At Brave Voice, we come together to listen deeply to ourselves, to each other, to the land and lake and sky around us, to the calling of our own voice, and the sightings along our own path. We witness each other, and in doing so, we learn how to listen more deeply to our own creative process. We are witnessed, which helps us feel and know the full weight of our music, writing, and art.
Where we meet has much to do with what we find. The retreat is held at a camp on an arrowhead-shaped peninsula surrounded by Council Grove reservoir. The location, in the center of the Flint Hills (endless hills of tallgrass prairie that look like voluptuous women lying on their sides), was key meeting ground for Plains-area tribes, which came together in council to share news, celebrate, meet and make and keep community. The location of the camp is the precise place where thousands of tribal people met for hundreds of years.
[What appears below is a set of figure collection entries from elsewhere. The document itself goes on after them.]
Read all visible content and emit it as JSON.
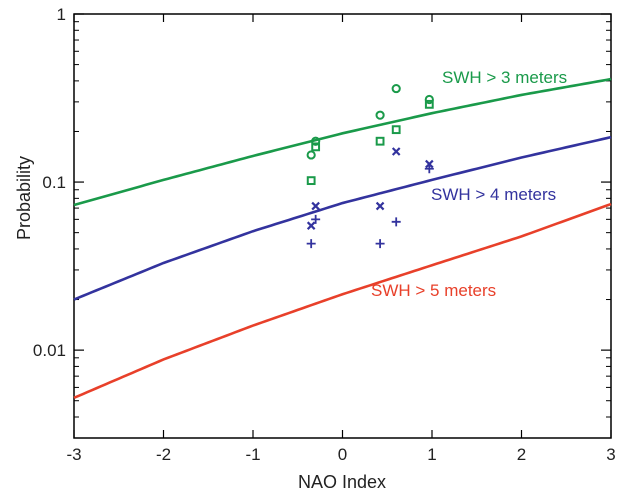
{
  "chart_data": {
    "type": "scatter",
    "xlabel": "NAO Index",
    "ylabel": "Probability",
    "xlim": [
      -3,
      3
    ],
    "ylim": [
      0.003,
      1
    ],
    "yscale": "log",
    "grid": false,
    "x_ticks": [
      -3,
      -2,
      -1,
      0,
      1,
      2,
      3
    ],
    "x_tick_labels": [
      "-3",
      "-2",
      "-1",
      "0",
      "1",
      "2",
      "3"
    ],
    "y_ticks": [
      0.01,
      0.1,
      1
    ],
    "y_tick_labels": [
      "0.01",
      "0.1",
      "1"
    ],
    "series": [
      {
        "name": "SWH > 3 meters",
        "color": "#1a9a4a",
        "curve": {
          "x": [
            -3,
            -2,
            -1,
            0,
            1,
            2,
            3
          ],
          "y": [
            0.073,
            0.103,
            0.143,
            0.195,
            0.257,
            0.33,
            0.41
          ]
        },
        "points": [
          {
            "x": -0.35,
            "y": 0.145,
            "marker": "circle"
          },
          {
            "x": -0.3,
            "y": 0.175,
            "marker": "circle"
          },
          {
            "x": 0.42,
            "y": 0.25,
            "marker": "circle"
          },
          {
            "x": 0.6,
            "y": 0.36,
            "marker": "circle"
          },
          {
            "x": 0.97,
            "y": 0.31,
            "marker": "circle"
          },
          {
            "x": -0.35,
            "y": 0.102,
            "marker": "square"
          },
          {
            "x": -0.3,
            "y": 0.162,
            "marker": "square"
          },
          {
            "x": 0.42,
            "y": 0.175,
            "marker": "square"
          },
          {
            "x": 0.6,
            "y": 0.205,
            "marker": "square"
          },
          {
            "x": 0.97,
            "y": 0.29,
            "marker": "square"
          }
        ]
      },
      {
        "name": "SWH > 4 meters",
        "color": "#33339e",
        "curve": {
          "x": [
            -3,
            -2,
            -1,
            0,
            1,
            2,
            3
          ],
          "y": [
            0.02,
            0.033,
            0.051,
            0.075,
            0.103,
            0.14,
            0.185
          ]
        },
        "points": [
          {
            "x": -0.3,
            "y": 0.072,
            "marker": "x"
          },
          {
            "x": -0.35,
            "y": 0.055,
            "marker": "x"
          },
          {
            "x": 0.42,
            "y": 0.072,
            "marker": "x"
          },
          {
            "x": 0.6,
            "y": 0.152,
            "marker": "x"
          },
          {
            "x": 0.97,
            "y": 0.128,
            "marker": "x"
          },
          {
            "x": -0.35,
            "y": 0.043,
            "marker": "plus"
          },
          {
            "x": -0.3,
            "y": 0.06,
            "marker": "plus"
          },
          {
            "x": 0.42,
            "y": 0.043,
            "marker": "plus"
          },
          {
            "x": 0.6,
            "y": 0.058,
            "marker": "plus"
          },
          {
            "x": 0.97,
            "y": 0.12,
            "marker": "plus"
          }
        ]
      },
      {
        "name": "SWH > 5 meters",
        "color": "#e8402a",
        "curve": {
          "x": [
            -3,
            -2,
            -1,
            0,
            1,
            2,
            3
          ],
          "y": [
            0.0052,
            0.0088,
            0.014,
            0.0215,
            0.032,
            0.0475,
            0.074
          ]
        },
        "points": []
      }
    ]
  }
}
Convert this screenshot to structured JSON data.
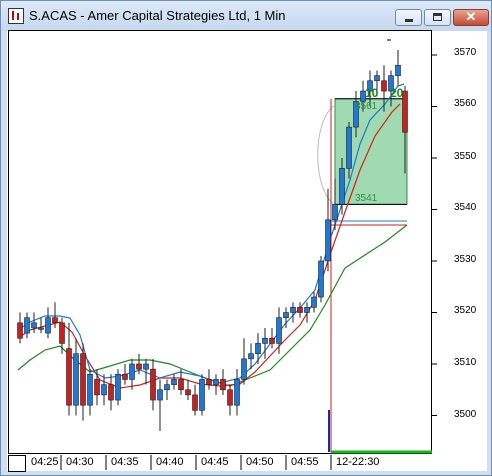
{
  "window": {
    "title": "S.ACAS - Amer Capital Strategies Ltd, 1 Min",
    "buttons": [
      "minimize",
      "maximize",
      "close"
    ],
    "close_glyph": "✕"
  },
  "chart_data": {
    "type": "candlestick",
    "symbol": "S.ACAS",
    "interval": "1 Min",
    "y_ticks": [
      3570,
      3560,
      3550,
      3540,
      3530,
      3520,
      3510,
      3500
    ],
    "x_tick_labels": [
      "04:25",
      "04:30",
      "04:35",
      "04:40",
      "04:45",
      "04:50",
      "04:55",
      "12-22:30"
    ],
    "ylim": [
      3495,
      3572
    ],
    "annotations": {
      "position_box_entry": "3561",
      "position_box_stop": "3541",
      "green_labels": [
        "10",
        "20"
      ]
    },
    "colors": {
      "up": "#1e78d6",
      "down": "#c8201e",
      "ema_fast": "#1e78d6",
      "ema_mid": "#d32020",
      "ema_slow": "#1a8a1a",
      "position_box": "#8fd3a2"
    }
  }
}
Coming to this sacred ground, we experience both resonance and reverence that’s inherently healing, grounding and renewing. We come to a particular place, and in doing so, we also find our ways into our own particular songs, stories, poems, plays, rhythms and motions. Such a place, combined with such a process, uncovers the utter bravery of our voices, and what we have to say, sing or write to the world.